Barnaby Joyce squeezing life out of the Nationals
If anything, the leadership upheavals over the past decade that have rendered Canberra the coup capital of the world have shown they work. That is, despite the lies, the blood, the trashing of reputations, days filled with bitterness and regret and the karma that follows, the protagonists believe the positives far outweigh the negatives. Otherwise they would stop.
Julia Gillard remains the country’s only female prime minister after agreeing to dispatch Kevin Rudd before his first term had expired. Rudd returned the favour, stalked her until she dropped, then led Labor to defeat while saving what was left of the furniture.
After dispatching Tony Abbott, Malcolm Turnbull won — just — the 2016 election that the majority of Liberal MPs believed Abbott would have lost. They were right.
The narrow victory allowed Abbott to destroy Turnbull’s prime ministership, created the circumstances for Peter Dutton to challenge and provided the opportunity for Scott Morrison, with the help of his God Squad, to outsmart them all by ensuring Turnbull was rendered terminal, wresting the leadership and then narrowly winning the election. Miraculous indeed.
It is no surprise then that Barnaby Joyce, who has divided the Nationals and created havoc for the Liberals from the day he arrived in Canberra as a senator 15 years ago, has demonstrated his resolve not to rest until he destroys Michael McCormack.
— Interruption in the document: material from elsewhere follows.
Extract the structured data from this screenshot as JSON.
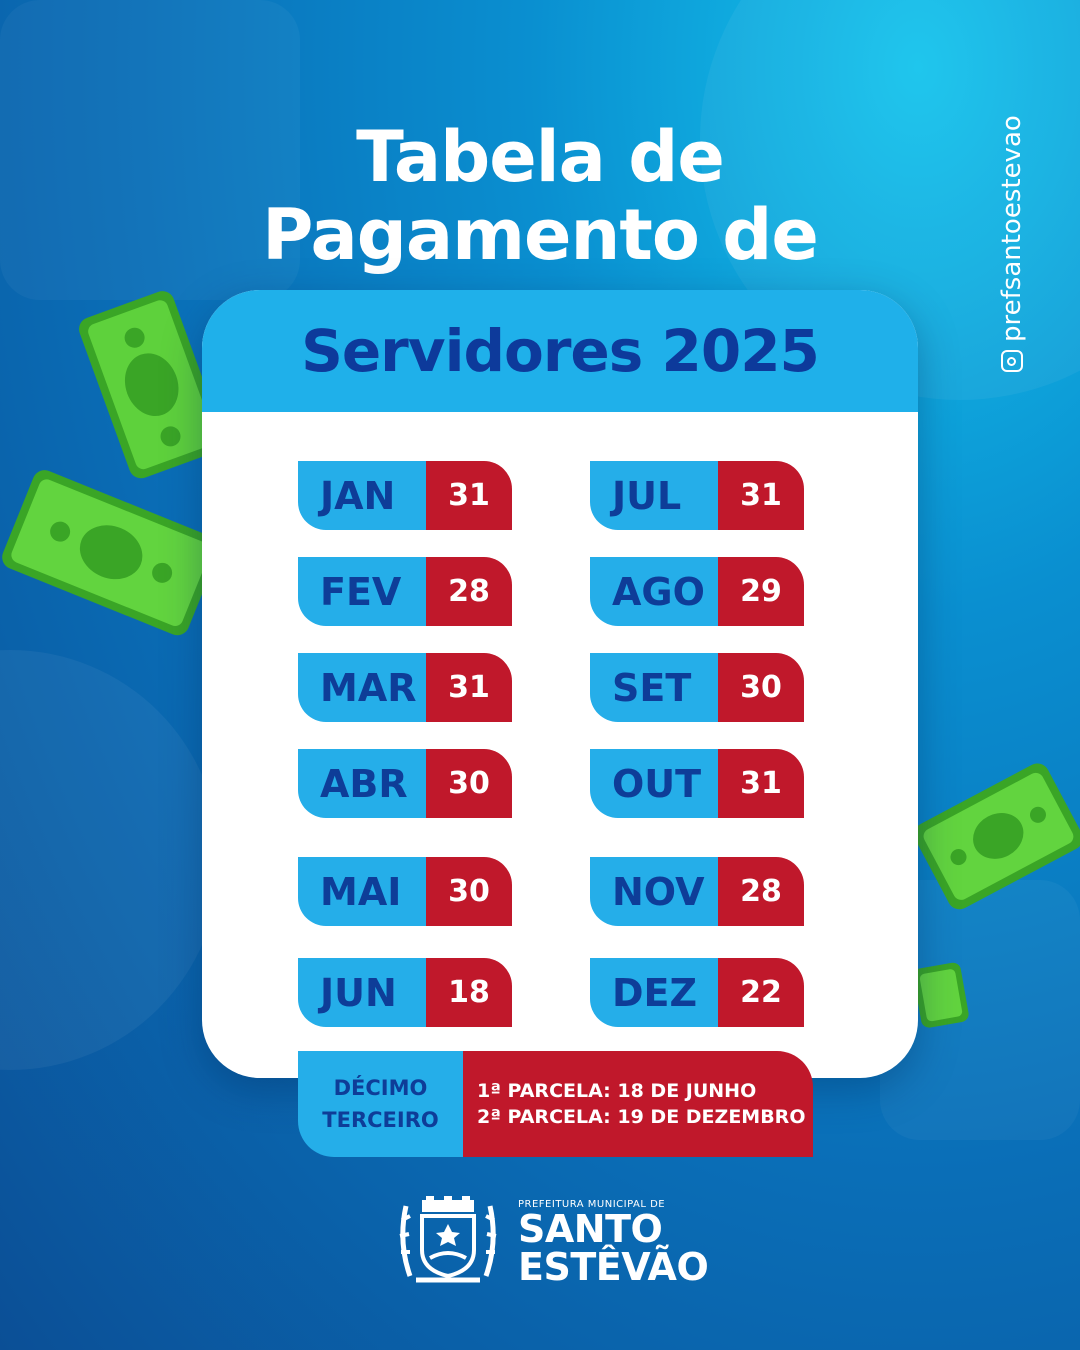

Driven partly by his unshakeable illogical belief he was robbed of the leadership in 2018, Joyce shows not a scintilla of concern for the damage he inflicts each day on the Coalition, the Prime Minister and the body politic. The last former leader who followed that script, whose acolytes also pretended they were fighting for the soul of their party, rather than out of hatred, revenge or blind ambition, ended up losing his seat.
Surrounded by the chaos he helped create, in a “you ain’t seen nothing yet” conversation, implying there was more and worse to come, Joyce told one senior member of the government a few days ago to make sure their campaign finances were sorted.
Joyce’s colleagues who relayed the remark took it to mean he was prepared to force the government to an election if he didn’t get his way. So fragile and so fraught is the crisis now enveloping the Coalition that Liberal MPs were told not to respond in any way that might escalate it.
They got a taste of what can happen on Tuesday afternoon when five Nationals voted with Labor and the crossbenchers to elect Llew O’Brien as deputy Speaker, instead of Damian Drum who was McCormack’s preferred candidate.
The evil genius who orchestrated this humiliation for Morrison and McCormack was the manager of opposition business, Tony Burke. Burke saw the potential to create even more mischief in a divided party last Thursday when the previous deputy Speaker, Kevin Hogan, was appointed an assistant minister, creating a vacancy that could be decided only by a vote in the House of Representatives. Labor hoped that one of the many unhappy Nationals would run against Drum. It initially suspected, for good reason, that it would be Ken O’Dowd.
Attention shifted to O’Brien after he quit the Nationals’ partyroom. Burke did not know for certain that O’Brien, regarded as unpredictable, would accept the nomination that Burke had put forward until the moment O’Brien stood up in the house and declared that he would. Burke took a punt that paid off big time, blindsiding the government and making O’Brien’s pledge of continuing fidelity to his side sound hollow.
The only person with a sharper political radar and more familiar than Burke with the rules is the Speaker, Tony Smith, whose early suspicions something could happen were heightened by the good behaviour of Labor MPs during question time. No one was thrown out. They had all been warned not to interject, and if anyone did, they were told immediately to shut up.
If there was to be a vote with an alternative candidate — and the last private word from the other side was that there would not be — Labor wanted every MP to be there. Just in case.
Interactions between Joyce and O’Brien both inside and outside the chamber fuelled concerns Joyce had acted as go-between, especially as O’Dowd later told the ABC’s Patricia Karvelas that he had been prepared to run and Joyce was going to nominate him for the deputy Speaker’s job. O’Dowd said he pulled out, mindful of the damage it would inflict on the Nationals. Even so, he still voted for O’Brien against Drum.
None of it augurs well for the Coalition and its current leaders. It has cast a pall of gloom and resentment across the government, where there is a view, even in Queensland, that unless it neutralises climate change as an issue it will lose the next election, simply because every other message will be drowned out. Mind you, with a train wreck interview on Sunday when opposition deputy leader Richard Marles was “Speered” on the ABC’s Insiders, Labor’s position remains as clear as the lump of coal Morrison took with him into question time when he was treasurer.
Adroit leaders should be able to convince people of the importance of the resources industry as well as the need to deal with climate change. There are smart people around Morrison capable of equipping him to do it. As he has proven, armed with a mission and a script, he can be unbeatable. What he is missing is discipline, goodwill and clear air.